Há Cura

Por Valdez Gomes

*Nota do autor: O Pitaco de hoje é inspirado na obra de Gabriel Gomes, datada do dia 04/12/2015, intitulado de “A Cura”. Segue o link:  https://pitacosacidos.wordpress.com/2015/12/04/a-cura/

 

primeiros-socorros

 

Contrariando os prognósticos céticos e vereditos desesperançosos das comunidades científica, médica, acadêmica e da sociedade civil, hoje, passados 7 dias da peleja que se acreditava ser fatal, não realizaremos a missa de 7°dia do paciente Manoel da Gama, combalido, fragilizado e dado como caso perdido por muitos, recusou-se a descansar em paz e segue travando sua árdua batalha pela vida.

O resultado do exame realizado no último dia 06 não foi nada animador, mas ainda assim passou longe de revelar o já alardeado óbito.

O corpo médico, após horas reunido em uma sala reservada para casos dessa natureza, chegou a um diagnóstico duro. O problema do Gigante Manel era mais grave do que se pensava; não era apenas o coração que sofria, a questão era muito mais complexa: o paciente foi diagnosticado com câncer de boca e laringe. Muito provavelmente fruto de uma vida regada à tabaco e alcatrão, e por graça e obra do maldito hábito de se curvar ao charuto

Há mais de uma década o velho senhor vem sofrendo com a saúde debilitada. Seu histórico aponta que em 2008 sofrera um derrame cerebral, e este, inacreditavelmente, não deixou sequelas aparentes. A reabilitação nos anos seguintes foi animadora, contudo, em 2013 um novo derrame comprometeu seus movimentos. Seu dom, literalmente, escapava-lhe por entre as mãos. Fato que, milagrosamente, foi contornado com a chegada de um renomado profissional uruguaio, especializado em reabilitação motora e sessões de fisioterapia. Nesse hiato, entre 2008 e meados de 2014, o paciente não se permitira aproximar do nefasto tridente “charuto-guilhotina-incinerador”, reduzindo assim os danos causados pelos derrames.

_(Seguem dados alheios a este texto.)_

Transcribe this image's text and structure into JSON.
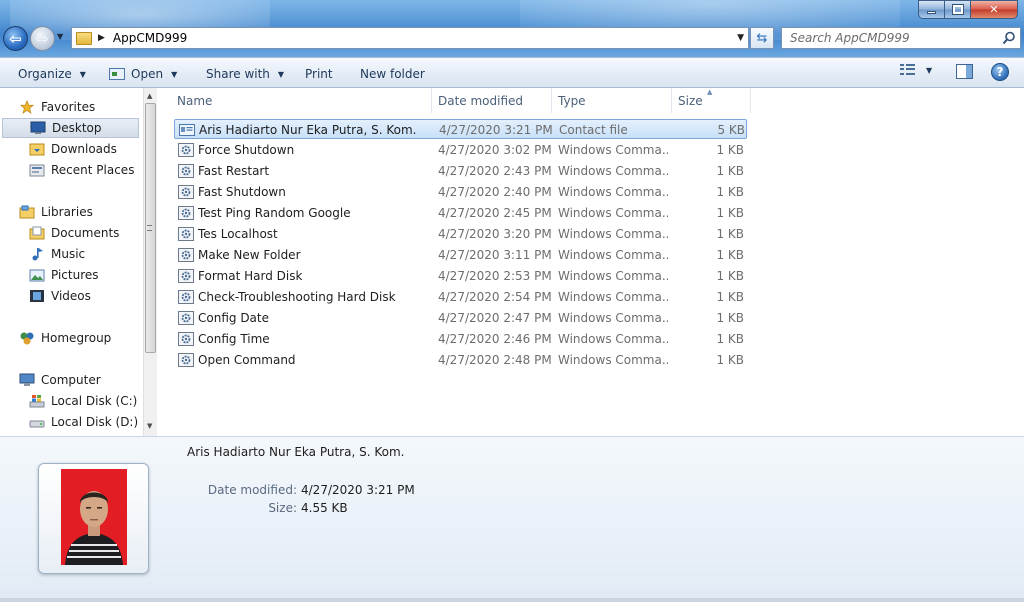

Pois bem, passado tudo isso seus amigos e familiares acreditavam que os anos seguintes seriam de plena recuperação, vida longa e serena de seu ente querido.

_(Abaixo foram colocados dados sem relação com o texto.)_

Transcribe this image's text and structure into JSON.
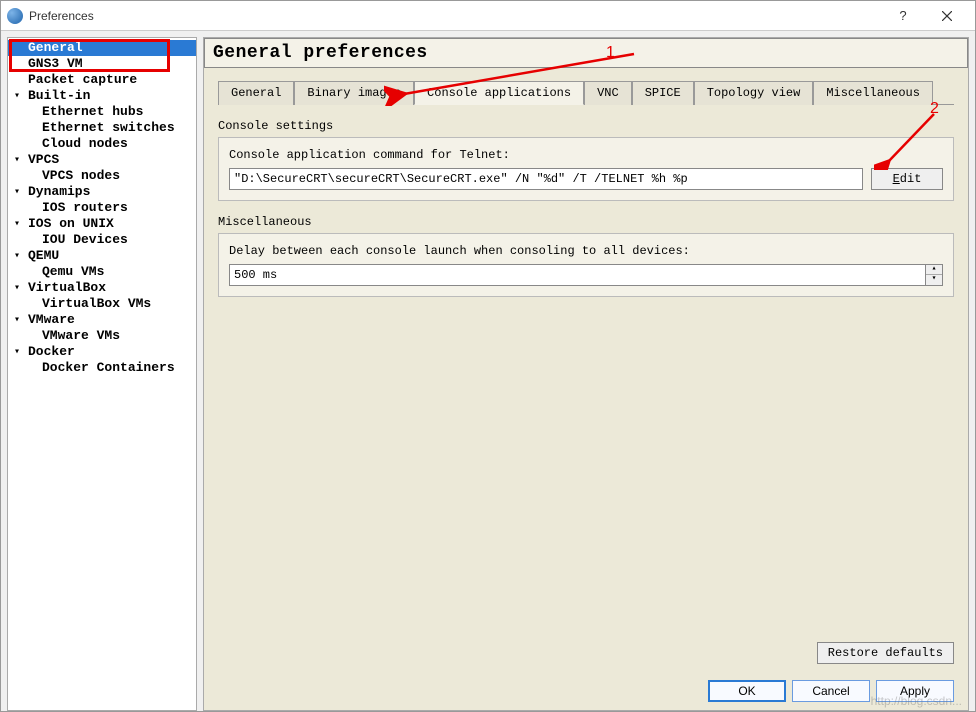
{
  "window": {
    "title": "Preferences"
  },
  "sidebar": {
    "items": [
      {
        "label": "General",
        "selected": true
      },
      {
        "label": "GNS3 VM"
      },
      {
        "label": "Packet capture"
      },
      {
        "label": "Built-in",
        "expandable": true
      },
      {
        "label": "Ethernet hubs",
        "child": true
      },
      {
        "label": "Ethernet switches",
        "child": true
      },
      {
        "label": "Cloud nodes",
        "child": true
      },
      {
        "label": "VPCS",
        "expandable": true
      },
      {
        "label": "VPCS nodes",
        "child": true
      },
      {
        "label": "Dynamips",
        "expandable": true
      },
      {
        "label": "IOS routers",
        "child": true
      },
      {
        "label": "IOS on UNIX",
        "expandable": true
      },
      {
        "label": "IOU Devices",
        "child": true
      },
      {
        "label": "QEMU",
        "expandable": true
      },
      {
        "label": "Qemu VMs",
        "child": true
      },
      {
        "label": "VirtualBox",
        "expandable": true
      },
      {
        "label": "VirtualBox VMs",
        "child": true
      },
      {
        "label": "VMware",
        "expandable": true
      },
      {
        "label": "VMware VMs",
        "child": true
      },
      {
        "label": "Docker",
        "expandable": true
      },
      {
        "label": "Docker Containers",
        "child": true
      }
    ]
  },
  "page": {
    "title": "General preferences"
  },
  "tabs": [
    {
      "label": "General"
    },
    {
      "label": "Binary images"
    },
    {
      "label": "Console applications",
      "active": true
    },
    {
      "label": "VNC"
    },
    {
      "label": "SPICE"
    },
    {
      "label": "Topology view"
    },
    {
      "label": "Miscellaneous"
    }
  ],
  "console": {
    "section_label": "Console settings",
    "command_label": "Console application command for Telnet:",
    "command_value": "\"D:\\SecureCRT\\secureCRT\\SecureCRT.exe\" /N \"%d\" /T /TELNET %h %p",
    "edit_label": "Edit"
  },
  "misc": {
    "section_label": "Miscellaneous",
    "delay_label": "Delay between each console launch when consoling to all devices:",
    "delay_value": "500 ms"
  },
  "restore_label": "Restore defaults",
  "buttons": {
    "ok": "OK",
    "cancel": "Cancel",
    "apply": "Apply"
  },
  "annotations": {
    "one": "1",
    "two": "2"
  }
}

Foi então que os primeiros indícios de recaída junto ao antigo vício voltaram a se fazer presentes. Os males que assombraram os últimos anos agora eram café pequeno – como dizem os antigos -, e o destino reservaria um golpe ainda mais duro. Apenas as pessoas mais atentas vislumbraram o que estava por vir.

O vício do fumo, como outro qualquer, no início é prazeroso, pode trazer sensações extasiantes e prazeres fugazes, mas o preço, este é alto e vem acompanhado de juros. Gozando de sua melhor forma no início deste ano, o Vô Manel se viu confiante, sedutor, vitorioso. E, provavelmente, foi nessa hora que os primeiros tumores começaram a proliferar sorrateiramente, como convém a essa doença. A eloquência da voz e o dom da oratória foram definhando. No meio do tratamento muitos já o condenavam à morte.

Entre hemogramas e tomografias, foram 38 exames, ou seja, uma bateria completa de A a Z. Como consequência de uma traqueostomia realizada às pressas, restaram-lhe uma suturação de 41pontos

Por força da circunstância crítica, aquela criança que nascera e se recuperara junto do “avô”, hoje está de alta e repousa no berçário de outra maternidade. Seu companheiro de leito permanece internado e aguarda, em coma induzido, uma melhora em seu quadro para iniciar tratamento.

A família que sofre, mas não abandona seu patriarca, só espera ouvir de seu médico de confiança, ou melhor, de família, uma única coisa:

“Há que se ter paciência… Acreditem. Há Cura!”